Deacon Paul and Helen McBlain write the Marriage Matters column for CatholicPhilly.com. Members of St. Joseph Parish in Collingdale, they have been married 50 years and have seven children and 21 grandchildren.

She says:

Torrie says: I feel as if I am sandwiched in between the younger and older generation. My parents are now in their early 70s and need increased supervision and care. Our four children are equally divided between middle and high school. I work part time and really enjoy my job. However, I am now struggling with the need to attend sports events, share carpool for the kids, keep our house, work my job and, increasingly, attend to my parents’ needs. I have a brother who lives in Wyoming, but due to the physical distance, he has not been very present in our lives.

He says:

Brad says: We have been married for 18 years. Our marriage has been terrific! Torrie and I have welcomed each child’s birth and have put a lot of time and effort into our children’s education and extra-curricular activities. My parents are getting along in years, also, and fortunately, I have three siblings who live in the area and we all pull together when my parents need assistance. I am very supportive of Torrie and understand her growing stress and try to help when I can.  Unfortunately, in today’s climate, my business often dictates longer hours than I would like to work, often leaving the caretaking to Torrie for both the children and her parents.

What do they do?

Caregiving to both children and parents is “do-able,” but as parents age and teens become friskier, it becomes a daunting task. Torrie and Brad need to take measures to reduce their stress. We suggest they contact their local county agency on the aging to schedule an in-home evaluation for Torrie’s parents. This would allow a professional care manager to assess her parent’s needs and to find out if they qualify to receive supplementary support.

Even if Torrie’s parents do not qualify for financial reimbursement, the assessor from the county can suggest resources that might be available to provide some in-home or adult day care to lessen the time they spend with the parents.

And perhaps Torrie’s brother could contribute in some way to the care of their parents by financing an in-home care provider to come in a couple days a week (thus alleviating the necessity that Torrie would have to be present herself). The brother also could invite the parents to join him in Wyoming for a month or even a few weeks, occasionally, to give Torrie and Brad a break.
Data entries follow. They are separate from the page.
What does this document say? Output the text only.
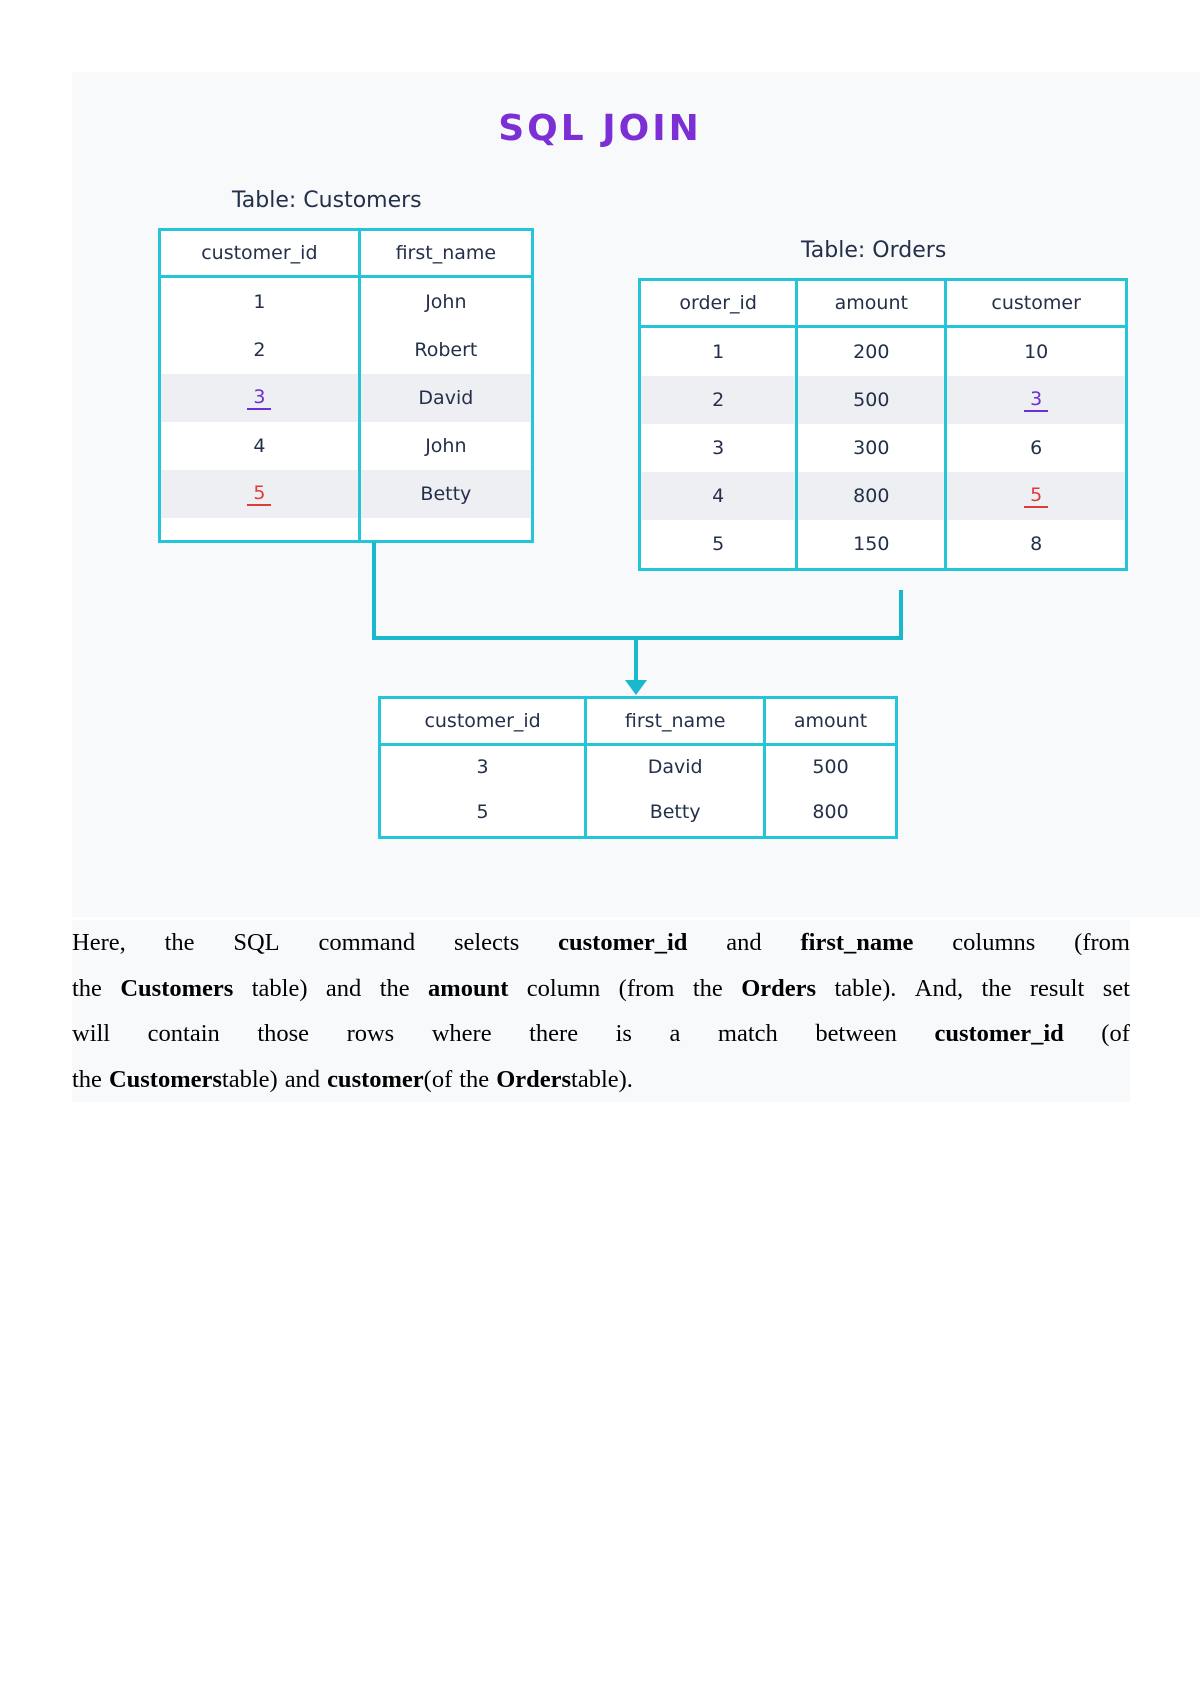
SQL JOIN
Table: Customers
customer_id	first_name
1	John
2	Robert
3	David
4	John
5	Betty

Table: Orders
order_id	amount	customer
1	200	10
2	500	3
3	300	6
4	800	5
5	150	8
customer_id	first_name	amount
3	David	500
5	Betty	800
Here, the SQL command selects customer_id and first_name columns (from
the Customers table) and the amount column (from the Orders table). And, the result set
will contain those rows where there is a match between customer_id (of
the Customers table) and customer (of the Orders table).
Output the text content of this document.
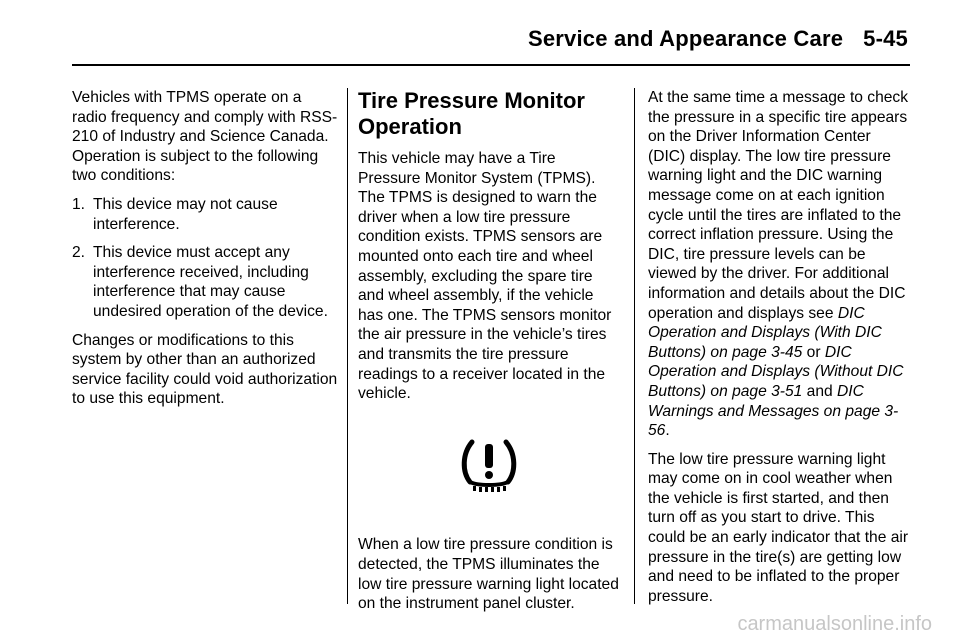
Service and Appearance Care 5-45

Vehicles with TPMS operate on a radio frequency and comply with RSS-210 of Industry and Science Canada. Operation is subject to the following two conditions:

1. This device may not cause interference.
2. This device must accept any interference received, including interference that may cause undesired operation of the device.

Changes or modifications to this system by other than an authorized service facility could void authorization to use this equipment.

Tire Pressure Monitor Operation

This vehicle may have a Tire Pressure Monitor System (TPMS). The TPMS is designed to warn the driver when a low tire pressure condition exists. TPMS sensors are mounted onto each tire and wheel assembly, excluding the spare tire and wheel assembly, if the vehicle has one. The TPMS sensors monitor the air pressure in the vehicle’s tires and transmits the tire pressure readings to a receiver located in the vehicle.

When a low tire pressure condition is detected, the TPMS illuminates the low tire pressure warning light located on the instrument panel cluster.

At the same time a message to check the pressure in a specific tire appears on the Driver Information Center (DIC) display. The low tire pressure warning light and the DIC warning message come on at each ignition cycle until the tires are inflated to the correct inflation pressure. Using the DIC, tire pressure levels can be viewed by the driver. For additional information and details about the DIC operation and displays see DIC Operation and Displays (With DIC Buttons) on page 3-45 or DIC Operation and Displays (Without DIC Buttons) on page 3-51 and DIC Warnings and Messages on page 3-56.

The low tire pressure warning light may come on in cool weather when the vehicle is first started, and then turn off as you start to drive. This could be an early indicator that the air pressure in the tire(s) are getting low and need to be inflated to the proper pressure.

carmanualsonline.info
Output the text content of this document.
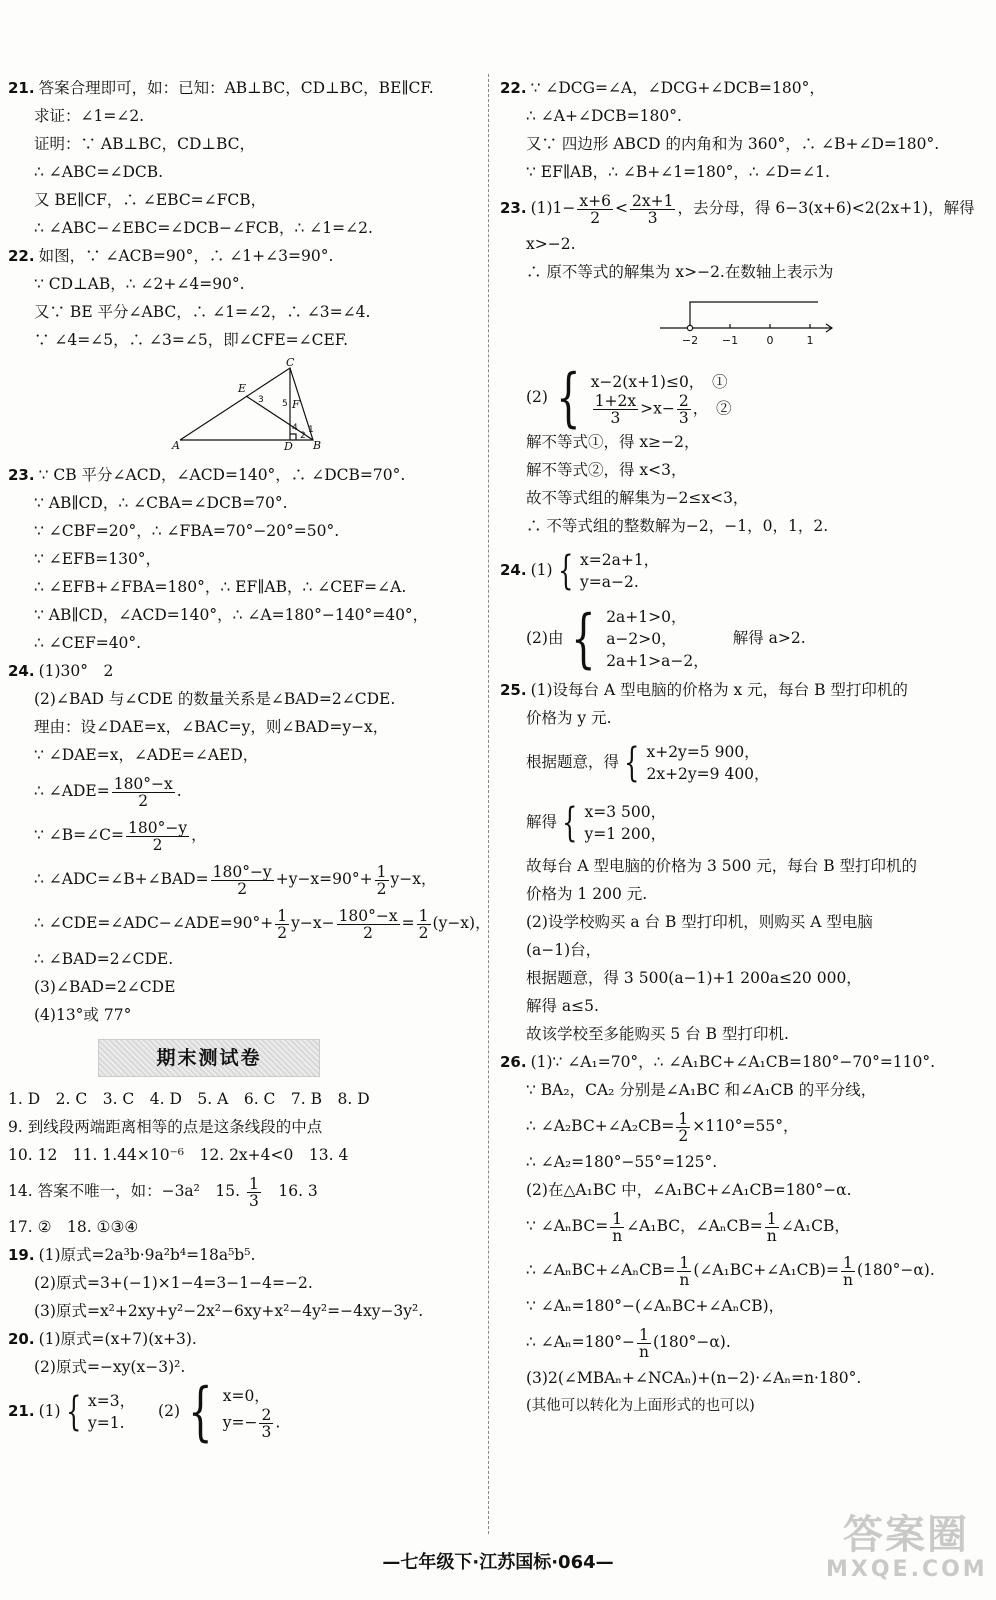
21. 答案合理即可，如：已知：AB⊥BC，CD⊥BC，BE∥CF.
求证：∠1=∠2.
证明：∵ AB⊥BC，CD⊥BC，
∴ ∠ABC=∠DCB.
又 BE∥CF，∴ ∠EBC=∠FCB，
∴ ∠ABC−∠EBC=∠DCB−∠FCB，∴ ∠1=∠2.
22. 如图，∵ ∠ACB=90°，∴ ∠1+∠3=90°.
∵ CD⊥AB，∴ ∠2+∠4=90°.
又∵ BE 平分∠ABC，∴ ∠1=∠2，∴ ∠3=∠4.
∵ ∠4=∠5，∴ ∠3=∠5，即∠CFE=∠CEF.
A	B
C
D
E
F
1
2
3
4
5
23. ∵ CB 平分∠ACD，∠ACD=140°，∴ ∠DCB=70°.
∵ AB∥CD，∴ ∠CBA=∠DCB=70°.
∵ ∠CBF=20°，∴ ∠FBA=70°−20°=50°.
∵ ∠EFB=130°，
∴ ∠EFB+∠FBA=180°，∴ EF∥AB，∴ ∠CEF=∠A.
∵ AB∥CD，∠ACD=140°，∴ ∠A=180°−140°=40°，
∴ ∠CEF=40°.
24. (1)30°　2
(2)∠BAD 与∠CDE 的数量关系是∠BAD=2∠CDE.
理由：设∠DAE=x，∠BAC=y，则∠BAD=y−x，
∵ ∠DAE=x，∠ADE=∠AED，
∴ ∠ADE= $\frac{180^\circ-x}{2}$ .
∵ ∠B=∠C= $\frac{180^\circ-y}{2}$ ，
∴ ∠ADC=∠B+∠BAD= $\frac{180^\circ-y}{2} +y-x=90^\circ+ \frac{1}{2} y-x$，
∴ ∠CDE=∠ADC−∠ADE=90°+ $\frac{1}{2} y-x- \frac{180^\circ-x}{2} = \frac{1}{2} (y-x)$，
∴ ∠BAD=2∠CDE.
(3)∠BAD=2∠CDE
(4)13°或 77°
期末测试卷
1. D　2. C　3. C　4. D　5. A　6. C　7. B　8. D
9. 到线段两端距离相等的点是这条线段的中点
10. 12　11. 1.44×10⁻⁶　12. 2x+4<0　13. 4
14. 答案不唯一，如：−3a²　15. $\frac{1}{3}$ 　16. 3
17. ②　18. ①③④
19. (1)原式=2a³b·9a²b⁴=18a⁵b⁵.
(2)原式=3+(−1)×1−4=3−1−4=−2.
(3)原式=x²+2xy+y²−2x²−6xy+x²−4y²=−4xy−3y².
20. (1)原式=(x+7)(x+3).
(2)原式=−xy(x−3)².
21. (1) { x=3，
y=1.
(2) { x=0，
$y=- \frac{2}{3}$ .
22. ∵ ∠DCG=∠A，∠DCG+∠DCB=180°，
∴ ∠A+∠DCB=180°.
又∵ 四边形 ABCD 的内角和为 360°，∴ ∠B+∠D=180°.
∵ EF∥AB，∴ ∠B+∠1=180°，∴ ∠D=∠1.
23. $(1)1- \frac{x+6}{2} < \frac{2x+1}{3}$ ，去分母，得 6−3(x+6)<2(2x+1)，解得
x>−2.
∴ 原不等式的解集为 x>−2.在数轴上表示为
−2 −1	0	1
(2) { x−2(x+1)≤0，　①
$\frac{1+2x}{3} >x- \frac{2}{3}$ ，　②
解不等式①，得 x≥−2，
解不等式②，得 x<3，
故不等式组的解集为−2≤x<3，
∴ 不等式组的整数解为−2，−1，0，1，2.
24. (1) { x=2a+1，
y=a−2.
(2)由 { 2a+1>0，
a−2>0，
2a+1>a−2，
解得 a>2.
25. (1)设每台 A 型电脑的价格为 x 元，每台 B 型打印机的
价格为 y 元.
根据题意，得 { x+2y=5 900，
2x+2y=9 400，
解得 { x=3 500，
y=1 200，
故每台 A 型电脑的价格为 3 500 元，每台 B 型打印机的
价格为 1 200 元.
(2)设学校购买 a 台 B 型打印机，则购买 A 型电脑
(a−1)台，
根据题意，得 3 500(a−1)+1 200a≤20 000，
解得 a≤5.
故该学校至多能购买 5 台 B 型打印机.
26. (1)∵ ∠A₁=70°，∴ ∠A₁BC+∠A₁CB=180°−70°=110°.
∵ BA₂，CA₂ 分别是∠A₁BC 和∠A₁CB 的平分线，
∴ ∠A₂BC+∠A₂CB= $\frac{1}{2} \times 110^\circ=55^\circ$，
∴ ∠A₂=180°−55°=125°.
(2)在△A₁BC 中，∠A₁BC+∠A₁CB=180°−α.
∵ ∠AₙBC= $\frac{1}{n}$ ∠A₁BC，∠AₙCB= $\frac{1}{n}$ ∠A₁CB，
∴ ∠AₙBC+∠AₙCB= $\frac{1}{n}$ (∠A₁BC+∠A₁CB)= $\frac{1}{n} (180^\circ-\alpha)$.
∵ ∠Aₙ=180°−(∠AₙBC+∠AₙCB)，
∴ ∠Aₙ=180°− $\frac{1}{n} (180^\circ-\alpha)$.
(3)2(∠MBAₙ+∠NCAₙ)+(n−2)·∠Aₙ=n·180°.
(其他可以转化为上面形式的也可以)
—七年级下·江苏国标·064—
答案圈
MXQE.COM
The children might also be able to assist in some way, if only by raking the grandparents’ lawn or visiting them for a few hours, doing their dishes or wash.  Such pulling together will strengthen the family ties and teach the children how important they are to the family’s contribution.

[hotblock]

Caregivers need to learn how to set goals and tasks, but also how to set limits. Dr. Richard Swenson, in his book “The Overload Syndrome — Learning to Live within Your Limits,” indicates it is important to limit your activities and to provide margins for yourself.

This couple will not be helpful to anyone if they allow the busyness and stress of caretaking to interfere with how they accomplish their needed family and business activities. That kind of pressure can ruin their own health and diminish their happiness.

Care providers also need to avoid the idea that no one can care for their parents as well as they can. Seeking help is not a failure on the caregiver’s part. Torrie and Brad should continue to take time for one another and their children so they will have the stamina and recuperative energy to provide assistance to parents who most likely will eventually need increased care. The ability to refocus and reframe elderly behaviors is often not easy. Our elderly charges have spent a lifetime dancing their particular dance with those around them, and sometimes that dance is not constructive.

Brad and Torrie have a lot of “pluses” in their relationship. They appear to have a positive and healthy marriage and can communicate to work together. The caregiving needed for Torrie’s parents appears to be accepted voluntarily by them, which can be a joy if there were 36 hours in a day. However, since only 24 hours are provided in a day, it can become a stressful job … for any couple or individual, no matter how well intentioned and positive they are.

Brad and Torrie, gain comfort and strength in these words: “Honor your father and your mother, that you may have a long life in the land which the Lord, your God, is giving you” (Exodus 20:12).